Re: Re: Re: Raid1 of a slow hdd and a fast(er) SSD, howto to prioritize the SSD? -

From: " " <Cedric.dewijs@eclipso.eu>
To: "Zygo Blaxell" <ce3g8jdj@umail.furryterror.org>
Cc: <andrea.gelmini@gmail.com>, <linux-btrfs@vger.kernel.org>
Subject: Re: Re: Re: Raid1 of a slow hdd and a fast(er) SSD, howto to prioritize the SSD?
Date: Sat, 16 Jan 2021 16:27:29 +0100	[thread overview]
Message-ID: <9ba7de732a8b69c39922dad268a1e226@mail.eclipso.de> (raw)
In-Reply-To: <20210116010438.GG31381@hungrycats.org>

--- Ursprüngliche Nachricht ---
Von: Zygo Blaxell <ce3g8jdj@umail.furryterror.org>
Datum: 16.01.2021 02:04:38
An: Andrea Gelmini <andrea.gelmini@gmail.com>
Betreff: Re: Re: Raid1 of a slow hdd and a fast(er) SSD, howto to prioritize  the SSD?

On Sun, Jan 10, 2021 at 10:00:01AM +0100, Andrea Gelmini wrote:
> Il giorno sab 9 gen 2021 alle ore 22:40 Zygo Blaxell
> <ce3g8jdj@umail.furryterror.org> ha scritto:
> >
> > On Fri, Jan 08, 2021 at 08:29:45PM +0100, Andrea Gelmini wrote:

> > > Il giorno ven 8 gen 2021 alle ore 09:36 <Cedric.dewijs@eclipso.eu>
ha scritto:
> > > > What happens when I poison one of the drives in the mdadm
array using this command?

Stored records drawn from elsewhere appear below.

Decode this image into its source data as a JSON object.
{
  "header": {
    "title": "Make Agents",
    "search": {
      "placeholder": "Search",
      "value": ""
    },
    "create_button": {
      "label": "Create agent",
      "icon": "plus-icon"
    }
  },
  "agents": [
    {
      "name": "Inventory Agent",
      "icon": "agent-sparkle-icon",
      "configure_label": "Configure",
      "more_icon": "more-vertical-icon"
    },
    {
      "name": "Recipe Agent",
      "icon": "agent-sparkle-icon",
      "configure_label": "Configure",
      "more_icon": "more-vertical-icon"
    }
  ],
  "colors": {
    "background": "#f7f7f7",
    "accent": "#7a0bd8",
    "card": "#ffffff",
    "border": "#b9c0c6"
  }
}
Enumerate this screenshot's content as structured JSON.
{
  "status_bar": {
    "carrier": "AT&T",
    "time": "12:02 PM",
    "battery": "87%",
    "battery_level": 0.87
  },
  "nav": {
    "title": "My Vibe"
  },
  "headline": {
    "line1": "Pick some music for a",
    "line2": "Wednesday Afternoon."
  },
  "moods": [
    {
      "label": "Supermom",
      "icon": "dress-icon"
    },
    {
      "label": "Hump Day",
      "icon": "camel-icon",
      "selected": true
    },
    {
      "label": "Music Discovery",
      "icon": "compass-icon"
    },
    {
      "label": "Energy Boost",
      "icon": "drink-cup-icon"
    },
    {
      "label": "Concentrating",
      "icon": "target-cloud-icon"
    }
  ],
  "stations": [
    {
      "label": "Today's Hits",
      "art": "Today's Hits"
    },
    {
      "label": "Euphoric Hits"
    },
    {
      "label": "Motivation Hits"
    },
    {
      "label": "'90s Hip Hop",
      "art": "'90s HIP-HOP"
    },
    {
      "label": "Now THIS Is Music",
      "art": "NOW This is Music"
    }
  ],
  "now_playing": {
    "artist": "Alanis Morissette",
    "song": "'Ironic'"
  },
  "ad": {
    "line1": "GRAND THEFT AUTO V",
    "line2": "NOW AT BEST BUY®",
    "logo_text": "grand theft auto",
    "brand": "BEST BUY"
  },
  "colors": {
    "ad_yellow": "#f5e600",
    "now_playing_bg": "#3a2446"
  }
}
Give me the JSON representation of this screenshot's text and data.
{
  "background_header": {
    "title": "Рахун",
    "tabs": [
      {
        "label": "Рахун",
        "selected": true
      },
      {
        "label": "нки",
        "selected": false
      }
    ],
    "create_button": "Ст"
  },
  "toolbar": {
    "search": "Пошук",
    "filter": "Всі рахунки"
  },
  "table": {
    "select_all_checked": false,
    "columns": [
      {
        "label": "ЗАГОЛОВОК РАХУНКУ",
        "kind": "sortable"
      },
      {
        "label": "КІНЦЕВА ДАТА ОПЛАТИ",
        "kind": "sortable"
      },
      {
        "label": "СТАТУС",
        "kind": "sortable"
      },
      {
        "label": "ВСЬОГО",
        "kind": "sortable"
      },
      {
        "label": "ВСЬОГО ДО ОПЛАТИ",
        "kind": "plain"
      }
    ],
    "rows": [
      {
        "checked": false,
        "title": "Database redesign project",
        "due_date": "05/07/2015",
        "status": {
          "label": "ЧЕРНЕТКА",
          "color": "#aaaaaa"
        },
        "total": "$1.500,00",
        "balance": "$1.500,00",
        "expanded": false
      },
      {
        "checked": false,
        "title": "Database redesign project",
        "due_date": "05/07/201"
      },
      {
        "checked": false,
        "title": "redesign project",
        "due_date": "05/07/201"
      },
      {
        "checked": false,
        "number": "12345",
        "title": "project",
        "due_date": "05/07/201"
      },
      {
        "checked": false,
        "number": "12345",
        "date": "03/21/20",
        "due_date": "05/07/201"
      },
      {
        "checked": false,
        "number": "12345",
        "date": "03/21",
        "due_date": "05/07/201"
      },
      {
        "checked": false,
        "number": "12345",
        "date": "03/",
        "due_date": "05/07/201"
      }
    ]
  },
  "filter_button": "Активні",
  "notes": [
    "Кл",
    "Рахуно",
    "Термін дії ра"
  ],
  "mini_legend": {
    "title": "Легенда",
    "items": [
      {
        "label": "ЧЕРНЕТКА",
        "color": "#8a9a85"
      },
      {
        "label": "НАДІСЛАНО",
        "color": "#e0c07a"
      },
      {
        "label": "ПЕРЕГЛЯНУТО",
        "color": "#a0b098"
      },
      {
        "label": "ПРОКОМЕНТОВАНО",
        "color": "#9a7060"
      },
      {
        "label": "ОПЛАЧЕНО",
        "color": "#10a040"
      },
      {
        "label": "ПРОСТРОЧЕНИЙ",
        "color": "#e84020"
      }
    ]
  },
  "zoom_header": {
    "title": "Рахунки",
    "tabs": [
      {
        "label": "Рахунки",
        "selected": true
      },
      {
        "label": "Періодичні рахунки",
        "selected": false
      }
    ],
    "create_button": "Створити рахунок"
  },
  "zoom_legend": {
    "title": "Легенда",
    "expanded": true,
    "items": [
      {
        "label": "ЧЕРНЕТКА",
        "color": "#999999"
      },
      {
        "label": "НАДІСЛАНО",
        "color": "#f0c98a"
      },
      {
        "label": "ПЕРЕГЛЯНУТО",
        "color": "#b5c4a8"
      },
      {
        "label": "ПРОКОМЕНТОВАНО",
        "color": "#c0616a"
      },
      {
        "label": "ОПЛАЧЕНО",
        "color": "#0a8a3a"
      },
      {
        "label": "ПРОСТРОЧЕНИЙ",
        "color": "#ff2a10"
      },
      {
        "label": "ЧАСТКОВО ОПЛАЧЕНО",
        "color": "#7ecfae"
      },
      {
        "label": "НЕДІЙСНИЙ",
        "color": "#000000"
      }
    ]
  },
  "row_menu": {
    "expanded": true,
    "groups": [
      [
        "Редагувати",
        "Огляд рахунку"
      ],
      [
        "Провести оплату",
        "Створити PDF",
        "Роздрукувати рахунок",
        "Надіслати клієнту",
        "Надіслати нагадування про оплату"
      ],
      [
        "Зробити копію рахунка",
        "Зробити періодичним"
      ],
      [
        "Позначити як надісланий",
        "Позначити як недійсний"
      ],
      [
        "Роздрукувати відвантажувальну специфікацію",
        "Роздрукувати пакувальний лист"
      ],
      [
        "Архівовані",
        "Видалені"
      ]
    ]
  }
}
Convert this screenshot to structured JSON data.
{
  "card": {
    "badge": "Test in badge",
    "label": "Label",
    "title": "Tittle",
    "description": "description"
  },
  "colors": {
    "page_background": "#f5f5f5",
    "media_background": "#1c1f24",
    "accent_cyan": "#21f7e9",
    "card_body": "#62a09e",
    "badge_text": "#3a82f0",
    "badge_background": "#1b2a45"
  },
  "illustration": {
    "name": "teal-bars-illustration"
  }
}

Will all data come out OK?
> > > > dd if=/dev/urandom of=/dev/dev/sdb1 bs=1M count = 100?

> > You have used --assume-clean and didn't tell mdadm otherwise since,

> > so this test didn't provide any information.
> 
> I know mdadm, no need of your explanation.
> 
> "--assume-clean" is used on purpose because:
> a) the two devices are already identical;
> b) no need two sync something (even if they were random filled), that

> are going to be formatted and data filled, so - more or less - each

> block is rewritten.
> 
> > On real disks a mdadm integrity check at this point fail very hard
since
> > the devices have never been synced (unless they are both blank
devices
> > filled with the same formatting test pattern or zeros).
> 
> I disagree. My point is: who cares about blocks never touched by the
filesystem?

If you don't do the sync, you don't get even mdadm's weak corruption
detection--it will present an overwhelming number of false positives.

Of course mdadm can only tell you the two devices are different--it
can't tell you which one (if any) is correct.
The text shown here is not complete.